Dunleavy administration repeatedly extended expired statehood defense contract, violating procurement law
There are at least a half-dozen major legal deficiencies with one of the statehood defense contracts the Dunleavy administration has with Holland & Hart LLP, a contract under which former legislator Drue Pearce collected $450 an hour.
Last week I wrote about the $2 million contract the state has with Holland & Hart to handle legal issues for the Alaska Industrial Development & Export Authority.
The state invited the company to claim that the per hour rate paid to former Gov. Sean Parnell and others was a trade secret. The law firm has yet to take up the state on its illegal offer, but the state redacted the information from the document released to me.

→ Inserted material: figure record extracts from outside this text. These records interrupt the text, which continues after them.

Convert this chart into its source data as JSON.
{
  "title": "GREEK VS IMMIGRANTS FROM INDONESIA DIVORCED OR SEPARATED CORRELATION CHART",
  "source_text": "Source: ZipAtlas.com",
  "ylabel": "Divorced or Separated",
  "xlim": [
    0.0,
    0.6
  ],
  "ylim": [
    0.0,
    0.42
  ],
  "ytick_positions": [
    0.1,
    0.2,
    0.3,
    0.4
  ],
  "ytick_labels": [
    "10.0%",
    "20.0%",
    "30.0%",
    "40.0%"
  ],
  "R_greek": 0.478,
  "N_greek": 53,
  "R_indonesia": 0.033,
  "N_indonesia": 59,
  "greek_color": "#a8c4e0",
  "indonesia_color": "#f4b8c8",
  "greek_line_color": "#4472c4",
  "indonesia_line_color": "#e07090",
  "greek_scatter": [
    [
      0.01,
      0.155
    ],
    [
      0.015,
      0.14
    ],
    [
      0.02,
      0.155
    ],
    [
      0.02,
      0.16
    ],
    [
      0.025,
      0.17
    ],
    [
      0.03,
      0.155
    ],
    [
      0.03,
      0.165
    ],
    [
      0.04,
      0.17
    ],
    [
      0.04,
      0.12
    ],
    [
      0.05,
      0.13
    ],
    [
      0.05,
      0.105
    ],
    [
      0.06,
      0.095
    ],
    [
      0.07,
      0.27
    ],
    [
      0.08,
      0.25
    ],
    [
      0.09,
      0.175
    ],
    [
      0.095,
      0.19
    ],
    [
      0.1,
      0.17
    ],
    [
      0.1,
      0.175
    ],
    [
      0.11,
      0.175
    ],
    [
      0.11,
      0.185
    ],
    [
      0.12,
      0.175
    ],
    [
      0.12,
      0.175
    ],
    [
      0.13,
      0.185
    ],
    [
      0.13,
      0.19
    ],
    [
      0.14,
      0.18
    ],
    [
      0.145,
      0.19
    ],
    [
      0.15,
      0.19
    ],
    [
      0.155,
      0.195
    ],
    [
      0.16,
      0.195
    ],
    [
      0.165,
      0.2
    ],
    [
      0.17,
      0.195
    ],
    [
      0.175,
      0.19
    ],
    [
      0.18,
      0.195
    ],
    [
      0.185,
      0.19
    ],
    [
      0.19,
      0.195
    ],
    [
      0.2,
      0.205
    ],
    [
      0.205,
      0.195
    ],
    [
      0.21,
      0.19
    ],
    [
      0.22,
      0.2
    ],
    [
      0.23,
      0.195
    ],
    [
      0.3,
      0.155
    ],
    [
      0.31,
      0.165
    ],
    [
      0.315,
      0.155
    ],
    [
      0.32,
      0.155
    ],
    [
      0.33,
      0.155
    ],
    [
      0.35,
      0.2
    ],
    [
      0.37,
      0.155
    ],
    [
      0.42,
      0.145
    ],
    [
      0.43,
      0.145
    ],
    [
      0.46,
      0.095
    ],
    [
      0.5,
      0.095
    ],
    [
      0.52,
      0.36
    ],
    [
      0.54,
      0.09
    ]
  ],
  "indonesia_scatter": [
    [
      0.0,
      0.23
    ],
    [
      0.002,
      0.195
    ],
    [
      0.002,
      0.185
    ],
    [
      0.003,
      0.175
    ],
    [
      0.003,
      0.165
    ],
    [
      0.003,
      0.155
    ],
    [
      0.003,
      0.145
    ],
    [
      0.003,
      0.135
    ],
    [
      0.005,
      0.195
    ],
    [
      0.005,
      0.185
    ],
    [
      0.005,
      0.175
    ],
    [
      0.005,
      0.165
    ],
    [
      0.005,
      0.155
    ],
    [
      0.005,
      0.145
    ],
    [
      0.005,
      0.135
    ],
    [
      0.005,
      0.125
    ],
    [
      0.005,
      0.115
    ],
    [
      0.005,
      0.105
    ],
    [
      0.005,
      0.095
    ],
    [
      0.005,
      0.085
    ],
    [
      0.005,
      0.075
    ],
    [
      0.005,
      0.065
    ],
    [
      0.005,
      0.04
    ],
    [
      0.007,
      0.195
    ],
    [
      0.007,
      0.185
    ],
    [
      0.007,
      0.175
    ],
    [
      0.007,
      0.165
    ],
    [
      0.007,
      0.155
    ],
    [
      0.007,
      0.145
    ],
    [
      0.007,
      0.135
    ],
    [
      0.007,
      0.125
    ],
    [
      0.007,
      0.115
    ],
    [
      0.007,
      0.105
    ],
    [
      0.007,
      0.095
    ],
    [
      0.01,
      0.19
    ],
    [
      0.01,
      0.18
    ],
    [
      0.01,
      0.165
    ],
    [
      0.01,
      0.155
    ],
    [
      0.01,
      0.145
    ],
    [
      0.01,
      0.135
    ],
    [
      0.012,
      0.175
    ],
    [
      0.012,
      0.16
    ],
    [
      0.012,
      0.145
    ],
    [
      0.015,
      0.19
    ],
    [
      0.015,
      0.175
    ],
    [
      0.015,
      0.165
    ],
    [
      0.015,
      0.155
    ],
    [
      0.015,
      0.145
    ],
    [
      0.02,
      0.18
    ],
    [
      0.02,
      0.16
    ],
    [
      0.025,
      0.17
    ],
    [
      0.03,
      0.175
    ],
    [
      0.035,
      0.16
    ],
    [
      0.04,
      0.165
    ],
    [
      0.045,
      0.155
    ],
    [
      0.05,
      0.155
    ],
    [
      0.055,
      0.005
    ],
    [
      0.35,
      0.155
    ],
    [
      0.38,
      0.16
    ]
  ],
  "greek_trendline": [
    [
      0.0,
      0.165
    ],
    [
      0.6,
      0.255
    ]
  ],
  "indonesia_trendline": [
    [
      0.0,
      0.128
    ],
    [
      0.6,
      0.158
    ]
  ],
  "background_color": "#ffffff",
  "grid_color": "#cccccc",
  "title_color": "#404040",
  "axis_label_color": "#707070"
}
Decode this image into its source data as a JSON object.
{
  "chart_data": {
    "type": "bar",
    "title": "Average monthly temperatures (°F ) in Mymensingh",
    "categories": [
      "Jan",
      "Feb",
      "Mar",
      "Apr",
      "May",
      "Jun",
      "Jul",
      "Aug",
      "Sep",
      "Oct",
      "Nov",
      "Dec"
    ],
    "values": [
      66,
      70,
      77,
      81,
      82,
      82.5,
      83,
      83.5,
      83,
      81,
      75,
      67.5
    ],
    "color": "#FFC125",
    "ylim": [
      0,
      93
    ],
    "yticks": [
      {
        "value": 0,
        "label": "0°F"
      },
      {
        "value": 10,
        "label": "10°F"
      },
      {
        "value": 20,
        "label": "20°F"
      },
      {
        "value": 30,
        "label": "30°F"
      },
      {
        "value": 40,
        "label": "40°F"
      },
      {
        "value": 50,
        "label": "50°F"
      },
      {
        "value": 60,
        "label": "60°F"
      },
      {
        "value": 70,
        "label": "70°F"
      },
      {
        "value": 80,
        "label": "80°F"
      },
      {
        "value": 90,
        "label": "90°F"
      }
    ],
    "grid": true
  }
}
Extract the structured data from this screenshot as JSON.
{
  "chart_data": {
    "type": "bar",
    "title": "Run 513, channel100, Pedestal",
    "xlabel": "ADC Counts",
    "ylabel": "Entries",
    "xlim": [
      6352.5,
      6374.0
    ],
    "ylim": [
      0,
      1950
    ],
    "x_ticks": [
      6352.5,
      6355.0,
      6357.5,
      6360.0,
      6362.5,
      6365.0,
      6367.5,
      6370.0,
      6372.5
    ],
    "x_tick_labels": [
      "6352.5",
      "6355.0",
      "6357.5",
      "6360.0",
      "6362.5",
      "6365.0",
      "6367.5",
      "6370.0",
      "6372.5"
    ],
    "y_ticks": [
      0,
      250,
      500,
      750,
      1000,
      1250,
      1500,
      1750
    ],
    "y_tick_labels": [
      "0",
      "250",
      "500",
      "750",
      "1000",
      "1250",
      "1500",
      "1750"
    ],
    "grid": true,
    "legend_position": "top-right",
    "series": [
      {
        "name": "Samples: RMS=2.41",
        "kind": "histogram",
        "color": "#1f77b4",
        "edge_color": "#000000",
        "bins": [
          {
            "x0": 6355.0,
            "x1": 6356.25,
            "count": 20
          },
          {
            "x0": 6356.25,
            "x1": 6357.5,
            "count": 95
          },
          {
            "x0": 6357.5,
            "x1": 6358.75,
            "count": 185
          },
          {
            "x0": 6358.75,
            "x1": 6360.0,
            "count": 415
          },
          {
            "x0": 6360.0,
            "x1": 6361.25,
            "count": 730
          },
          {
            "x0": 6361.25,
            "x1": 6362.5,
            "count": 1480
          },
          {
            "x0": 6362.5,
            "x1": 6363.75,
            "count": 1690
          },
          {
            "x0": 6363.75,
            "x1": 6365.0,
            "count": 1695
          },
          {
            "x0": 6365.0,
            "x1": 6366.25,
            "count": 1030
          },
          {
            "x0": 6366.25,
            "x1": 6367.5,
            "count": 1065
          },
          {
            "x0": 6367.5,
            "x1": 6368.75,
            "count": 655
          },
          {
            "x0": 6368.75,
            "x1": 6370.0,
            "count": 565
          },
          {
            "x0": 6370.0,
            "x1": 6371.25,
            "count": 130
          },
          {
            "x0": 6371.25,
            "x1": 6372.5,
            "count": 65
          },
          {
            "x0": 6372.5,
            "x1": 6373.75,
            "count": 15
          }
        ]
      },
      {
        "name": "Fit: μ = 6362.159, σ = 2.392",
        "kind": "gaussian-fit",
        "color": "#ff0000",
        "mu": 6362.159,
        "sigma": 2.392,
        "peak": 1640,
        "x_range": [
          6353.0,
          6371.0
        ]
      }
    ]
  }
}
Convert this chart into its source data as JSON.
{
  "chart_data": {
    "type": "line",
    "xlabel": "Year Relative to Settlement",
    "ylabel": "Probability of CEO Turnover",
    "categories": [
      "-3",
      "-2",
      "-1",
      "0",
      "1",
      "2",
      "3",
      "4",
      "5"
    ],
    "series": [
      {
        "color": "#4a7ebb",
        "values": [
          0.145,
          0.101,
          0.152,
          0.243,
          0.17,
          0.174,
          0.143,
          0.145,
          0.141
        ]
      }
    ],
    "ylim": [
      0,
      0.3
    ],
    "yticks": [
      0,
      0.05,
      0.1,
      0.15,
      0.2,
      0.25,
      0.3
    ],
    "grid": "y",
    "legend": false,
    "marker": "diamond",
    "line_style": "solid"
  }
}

The Dunleavy administration has another contract with Holland & Hart for statehood defense, this one for “strategy advice concerning public policy and litigations related to state’s rights and natural resource extraction.”
This no-bid contract was approved February 2, 2022 for $50,000 under a portion of the procurement laws that allows no-bid contracts of up to $50,000.
Former Sen. Drue Pearce, the government affairs director for the company, was hired at $450 an hour. Partner Kyle Parker was hired at $680 an hour. I don’t know why the trade secret claim was not made about those amounts.
The $50,000 contract with Holland & Hart expired on June 30, 2022. That should have been the end of it.
Amendment No. 1 was to extend the contract to December 30, 2022. But Amendment 1 was not signed until January 12, 2023. This was after the extension period was over.
Barry Jackson, a retired state employee who worked in state procurement for decades, looked at this contract and others at my request.
He said that once the contract expired on June 30, 2022, it could not be renewed.
“The contract was expired and invalid both before and after Amendment 1 was signed,” Jackson said. “Further, the contractor did not date its signature so it is unknown when the contractor signed faulty Amendment 1.”
Amendment 2 to the contract entered the picture sometime later to give $20,000 more to Holland & Hart and extend the contract to April 30, 2023. The contract had expired the previous June so it could not be extended.
We don’t know when Amendment 2 came about because neither the state nor the contractor signed Amendment 2, “making the amendment legally ineffective, even if Amendment 1 had been legally effective, which it wasn’t,” Jackson said.
That brings us to Amendment 3, signed by both parties April 25, 2023 to increase the total contract to $100,000 and extend it to August 31, 2023.
Amendment 3 was legally invalid because Amendment 1 and Amendment 2 were legally invalid.
A big part of defending our rights as a state is making sure that the attorney general’s office follows the law.